Scabies

– A transmissible parasitic infestation of the skin characterized by burrows, intense itching, and excoriations.

Causes and Incidence

Scabies is caused by the Sarcoptes scabiei mite and is easily transmitted by skin-to-skin contact. The mite cannot live long off the human body and is rarely transmitted in any other fashion.

Disease Process

The impregnated female mite burrows under a superficial layer of skin, forming a tiny tunnel. She extends the tunnel daily as she deposits feces and two or three eggs to incubate and hatch. After 20 days, she dies. The eggs hatch and form adult mites within 10 days.

Symptoms

The individual is asymptomatic for 30 to 60 days after initial contact unless he or she has been previously sensitized. In those cases, symptoms appear within 48 hours. The first symptom is severe itching that is most intense at night. The burrows are seen as very fine, wavy dark lines that range from a few millimeters to 1 centimeter in length. They are seen primarily in finger webs, on the palms, on flexor wrist and elbow surfaces, in the axillary folds, around the areolae in girls and women and on the genitals in boys and men, on the buttocks, and around restrictive clothing lines.

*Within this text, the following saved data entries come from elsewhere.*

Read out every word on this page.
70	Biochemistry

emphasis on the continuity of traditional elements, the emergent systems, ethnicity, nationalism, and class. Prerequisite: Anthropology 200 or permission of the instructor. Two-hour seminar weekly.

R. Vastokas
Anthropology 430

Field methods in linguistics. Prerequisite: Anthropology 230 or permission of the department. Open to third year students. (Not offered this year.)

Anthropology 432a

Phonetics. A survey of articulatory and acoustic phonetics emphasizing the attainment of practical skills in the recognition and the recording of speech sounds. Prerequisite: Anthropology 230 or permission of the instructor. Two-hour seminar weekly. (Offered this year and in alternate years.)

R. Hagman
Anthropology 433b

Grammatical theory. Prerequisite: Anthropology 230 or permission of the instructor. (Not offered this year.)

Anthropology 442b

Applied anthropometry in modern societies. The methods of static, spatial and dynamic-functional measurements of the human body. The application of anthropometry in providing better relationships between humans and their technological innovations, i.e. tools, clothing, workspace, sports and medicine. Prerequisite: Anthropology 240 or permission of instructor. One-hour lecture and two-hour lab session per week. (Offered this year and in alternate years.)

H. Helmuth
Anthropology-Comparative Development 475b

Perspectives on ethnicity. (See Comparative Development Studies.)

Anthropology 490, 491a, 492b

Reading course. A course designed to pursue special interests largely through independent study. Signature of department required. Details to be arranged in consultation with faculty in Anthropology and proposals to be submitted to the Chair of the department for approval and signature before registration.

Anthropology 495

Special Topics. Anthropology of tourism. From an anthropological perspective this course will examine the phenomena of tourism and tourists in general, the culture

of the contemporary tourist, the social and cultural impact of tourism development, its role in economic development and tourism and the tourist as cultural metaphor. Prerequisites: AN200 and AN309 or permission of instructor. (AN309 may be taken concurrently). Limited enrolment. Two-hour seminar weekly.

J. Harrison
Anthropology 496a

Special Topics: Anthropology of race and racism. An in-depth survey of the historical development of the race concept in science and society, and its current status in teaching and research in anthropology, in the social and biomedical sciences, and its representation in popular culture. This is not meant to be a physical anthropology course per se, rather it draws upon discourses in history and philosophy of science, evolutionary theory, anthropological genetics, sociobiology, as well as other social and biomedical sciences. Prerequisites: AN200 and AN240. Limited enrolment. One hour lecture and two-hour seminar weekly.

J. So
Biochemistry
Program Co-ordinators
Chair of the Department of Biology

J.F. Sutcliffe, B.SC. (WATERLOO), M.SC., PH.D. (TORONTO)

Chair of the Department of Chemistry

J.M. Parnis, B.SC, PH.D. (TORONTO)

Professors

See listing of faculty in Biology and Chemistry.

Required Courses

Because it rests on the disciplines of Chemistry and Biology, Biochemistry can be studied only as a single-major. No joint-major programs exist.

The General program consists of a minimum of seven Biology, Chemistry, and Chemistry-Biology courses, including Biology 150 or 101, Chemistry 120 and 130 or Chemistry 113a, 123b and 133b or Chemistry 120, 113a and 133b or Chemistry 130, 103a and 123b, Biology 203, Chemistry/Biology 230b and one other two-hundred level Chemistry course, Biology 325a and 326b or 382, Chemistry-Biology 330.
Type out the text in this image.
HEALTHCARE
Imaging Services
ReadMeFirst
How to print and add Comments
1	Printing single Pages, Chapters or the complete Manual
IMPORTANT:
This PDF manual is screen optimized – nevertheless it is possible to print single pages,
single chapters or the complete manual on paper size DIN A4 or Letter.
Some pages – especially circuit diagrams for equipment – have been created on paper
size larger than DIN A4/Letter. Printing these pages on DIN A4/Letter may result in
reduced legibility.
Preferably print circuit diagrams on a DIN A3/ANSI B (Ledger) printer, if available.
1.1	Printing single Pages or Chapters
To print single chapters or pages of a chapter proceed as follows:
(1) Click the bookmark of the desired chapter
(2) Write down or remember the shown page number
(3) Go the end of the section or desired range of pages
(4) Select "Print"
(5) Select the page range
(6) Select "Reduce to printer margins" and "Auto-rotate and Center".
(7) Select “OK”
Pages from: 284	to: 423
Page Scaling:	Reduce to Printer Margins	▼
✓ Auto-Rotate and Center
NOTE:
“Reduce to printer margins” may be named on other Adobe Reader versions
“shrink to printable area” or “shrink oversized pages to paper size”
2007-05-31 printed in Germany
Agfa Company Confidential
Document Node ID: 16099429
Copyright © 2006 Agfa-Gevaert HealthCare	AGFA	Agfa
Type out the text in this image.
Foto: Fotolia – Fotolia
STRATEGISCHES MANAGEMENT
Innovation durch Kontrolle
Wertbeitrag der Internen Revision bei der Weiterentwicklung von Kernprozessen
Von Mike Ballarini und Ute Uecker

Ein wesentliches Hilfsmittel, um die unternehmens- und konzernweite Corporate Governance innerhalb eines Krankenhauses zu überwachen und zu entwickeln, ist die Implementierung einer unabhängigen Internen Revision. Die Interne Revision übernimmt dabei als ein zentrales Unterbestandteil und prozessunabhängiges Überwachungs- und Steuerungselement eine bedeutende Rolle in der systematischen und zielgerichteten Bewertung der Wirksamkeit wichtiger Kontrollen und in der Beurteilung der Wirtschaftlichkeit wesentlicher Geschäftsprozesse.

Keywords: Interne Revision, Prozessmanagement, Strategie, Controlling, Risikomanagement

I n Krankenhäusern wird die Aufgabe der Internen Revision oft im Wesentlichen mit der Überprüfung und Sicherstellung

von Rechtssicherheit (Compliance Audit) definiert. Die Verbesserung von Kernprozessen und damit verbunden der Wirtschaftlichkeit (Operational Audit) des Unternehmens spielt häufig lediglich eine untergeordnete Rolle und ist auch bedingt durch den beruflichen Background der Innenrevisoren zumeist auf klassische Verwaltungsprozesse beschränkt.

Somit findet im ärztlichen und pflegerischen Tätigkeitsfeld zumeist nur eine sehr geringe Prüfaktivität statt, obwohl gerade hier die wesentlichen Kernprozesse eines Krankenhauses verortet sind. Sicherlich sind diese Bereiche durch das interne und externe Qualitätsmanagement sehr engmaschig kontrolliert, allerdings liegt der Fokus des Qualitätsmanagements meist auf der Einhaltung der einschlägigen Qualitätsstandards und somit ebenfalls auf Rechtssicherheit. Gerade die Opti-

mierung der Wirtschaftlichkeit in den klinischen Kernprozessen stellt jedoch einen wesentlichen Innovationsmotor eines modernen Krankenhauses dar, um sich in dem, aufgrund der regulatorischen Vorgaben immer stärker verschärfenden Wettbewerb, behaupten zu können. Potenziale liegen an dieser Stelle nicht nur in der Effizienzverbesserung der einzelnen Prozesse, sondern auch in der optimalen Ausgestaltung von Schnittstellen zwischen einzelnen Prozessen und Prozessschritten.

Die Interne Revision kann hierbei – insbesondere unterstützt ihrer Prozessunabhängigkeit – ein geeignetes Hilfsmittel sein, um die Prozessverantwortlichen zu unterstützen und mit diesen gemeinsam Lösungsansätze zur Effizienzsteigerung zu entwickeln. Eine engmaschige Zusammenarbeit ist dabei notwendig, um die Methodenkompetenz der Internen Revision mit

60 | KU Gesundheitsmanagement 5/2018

In infants they may be seen on the face. Scratching causes excoriation, papules, pustules, crusting, and secondary superimposed bacterial infections.

Potential Complications

The individual may have a postscabies pruritus that is self-limiting.

Diagnostic Tests

The diagnosis is made from visualization of the lesions and scrapings that show the mite on microscopic examination.

Treatments

Surgery
None.

Drugs
Permethrin cream applied to entire body for 24 hours as a scabicide; corticosteroid cream for itching, which may take 1 or 2 weeks to subside; systemic antiinfective drugs for persistent secondary infections.

General
Examination of all close contacts for infestation; treatment of all members in the household, including pets; cool soaks or compresses to reduce itching.